Çok sevdiğim bir söz vardır, “Uzlaşamıyorsan ve teslim olmuyorsan hayat güzeldir” diye. Düşününce aslında ne çok şeyi reddediyor ya da ne çok şeye teslim oluyoruz. Evet reddediyorum, her cümlenin içinde kullanılan anlamsız yabancı sözcükleri, günlük yaşamımız içinde kendine yer etmiş onlarca markayı, ithal davranışları, bizim olmayan üzerimize bol gelen o başkalık duygusunu, internette sanal sohbet alanlarında -her nerede ise- sembollü yazıları, bana hiçbir anlam ifade etmeyen o anlamsız sözcükleri içimden gelen kocaman bir haykırışla reddediyorum.
2 yıl önce yüksek lisans tezimi yazarken tez konusu gereği uzunca bir zaman bunu araştırmıştım.
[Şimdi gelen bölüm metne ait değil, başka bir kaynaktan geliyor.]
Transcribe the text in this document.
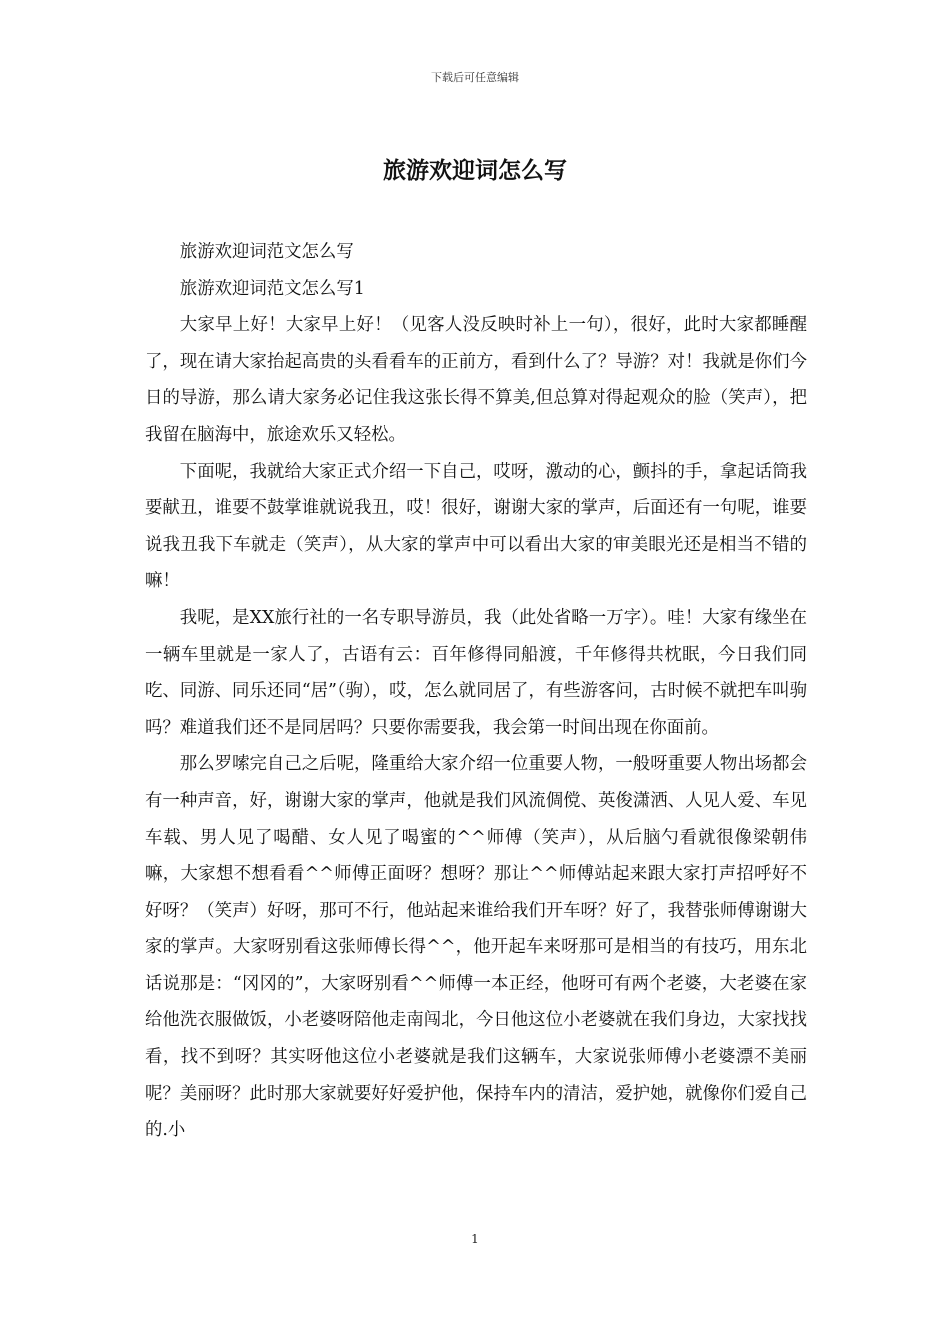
下载后可任意编辑
旅游欢迎词怎么写

旅游欢迎词范文怎么写

旅游欢迎词范文怎么写1

大家早上好！大家早上好！（见客人没反映时补上一句），很好，此时大家都睡醒了，现在请大家抬起高贵的头看看车的正前方，看到什么了？导游？对！我就是你们今日的导游，那么请大家务必记住我这张长得不算美,但总算对得起观众的脸（笑声），把我留在脑海中，旅途欢乐又轻松。

下面呢，我就给大家正式介绍一下自己，哎呀，激动的心，颤抖的手，拿起话筒我要献丑，谁要不鼓掌谁就说我丑，哎！很好，谢谢大家的掌声，后面还有一句呢，谁要说我丑我下车就走（笑声），从大家的掌声中可以看出大家的审美眼光还是相当不错的嘛！

我呢，是XX旅行社的一名专职导游员，我（此处省略一万字）。哇！大家有缘坐在一辆车里就是一家人了，古语有云：百年修得同船渡，千年修得共枕眠，今日我们同吃、同游、同乐还同“居”（驹），哎，怎么就同居了，有些游客问，古时候不就把车叫驹吗？难道我们还不是同居吗？只要你需要我，我会第一时间出现在你面前。

那么罗嗦完自己之后呢，隆重给大家介绍一位重要人物，一般呀重要人物出场都会有一种声音，好，谢谢大家的掌声，他就是我们风流倜傥、英俊潇洒、人见人爱、车见车载、男人见了喝醋、女人见了喝蜜的^^师傅（笑声），从后脑勺看就很像梁朝伟嘛，大家想不想看看^^师傅正面呀？想呀？那让^^师傅站起来跟大家打声招呼好不好呀？（笑声）好呀，那可不行，他站起来谁给我们开车呀？好了，我替张师傅谢谢大家的掌声。大家呀别看这张师傅长得^^，他开起车来呀那可是相当的有技巧，用东北话说那是：“冈冈的”，大家呀别看^^师傅一本正经，他呀可有两个老婆，大老婆在家给他洗衣服做饭，小老婆呀陪他走南闯北，今日他这位小老婆就在我们身边，大家找找看，找不到呀？其实呀他这位小老婆就是我们这辆车，大家说张师傅小老婆漂不美丽呢？美丽呀？此时那大家就要好好爱护他，保持车内的清洁，爱护她，就像你们爱自己的.小

1
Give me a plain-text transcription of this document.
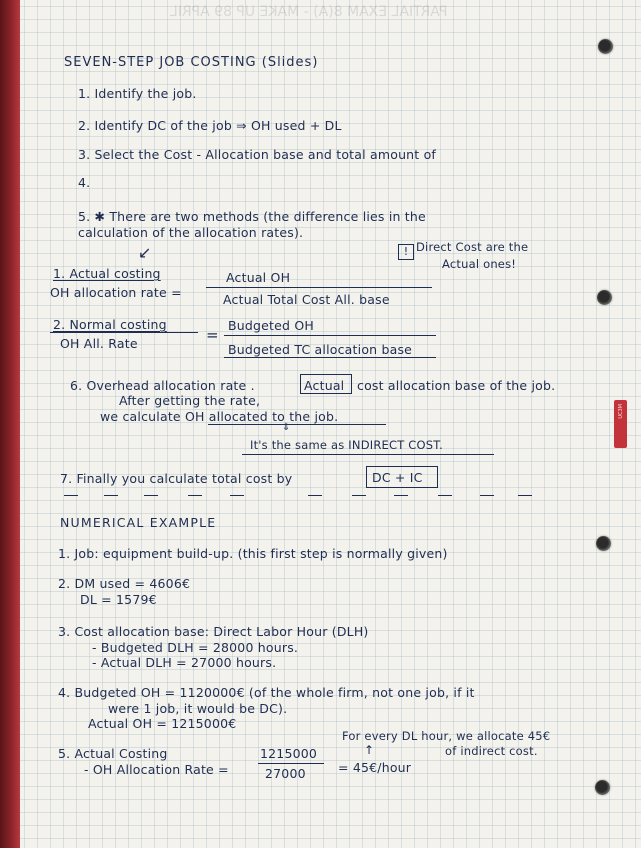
PARTIAL EXAM 8(A) - MAKE UP 89 APRIL
UC3M
SEVEN-STEP JOB COSTING (Slides)
1. Identify the job.
2. Identify DC of the job ⇒ OH used + DL
3. Select the Cost - Allocation base and total amount of
4.
5. ✱ There are two methods (the difference lies in the
calculation of the allocation rates).
↙	! Direct Cost are the
Actual ones!
1. Actual costing
OH allocation rate =
Actual OH
Actual Total Cost All. base
2. Normal costing
OH All. Rate	=
Budgeted OH
Budgeted TC allocation base
6. Overhead allocation rate .	Actual cost allocation base of the job.
After getting the rate,
we calculate OH allocated to the job.
⇓
It's the same as INDIRECT COST.
7. Finally you calculate total cost by	DC + IC
NUMERICAL EXAMPLE
1. Job: equipment build-up. (this first step is normally given)
2. DM used = 4606€
DL = 1579€
3. Cost allocation base: Direct Labor Hour (DLH)
- Budgeted DLH = 28000 hours.
- Actual DLH = 27000 hours.
4. Budgeted OH = 1120000€ (of the whole firm, not one job, if it
were 1 job, it would be DC).
Actual OH = 1215000€
5. Actual Costing
- OH Allocation Rate =
1215000
27000	= 45€/hour
↑
For every DL hour, we allocate 45€
of indirect cost.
Ne tür anlamlar yükleniyordu bu sembollere, neden kısaltılıyordu bu kadar kelimeler, zamandan mı tasarruftu, bilgisayar tuşlarına dokunmak uzun uzun, zor mu geliyordu? Araştırmayı tamamlamak için yaklaşık 30-35 kişi ile sanal sohbet ortamlarında sohbet etmiş hatta ağzımın payını almıştım diyebilirim. Konuştuğum ya da yazıştığım insanların pek çoğunun bu zaman tasarrufu yoluna başvurduklarını ve aslında bizim olmayan bizimmiş gibi kelimeleri tükettiklerine şahit olmuştum.
Liste uzayıp gidebilir, sadece içimdeki reddetmenin bugünkü adı “Türkçe’ye saygısızlık”. Ne kadar kaçsak da kullanmamaya çalışsak da ister istemez bizi de sarmalıyor, bir yerden sonra zorunlu hale geliyor. Ey blog okuru varsa benim de yazılarımda bu tür yanlışlarım düzelt beni. Yazar olarak bir rica sadece.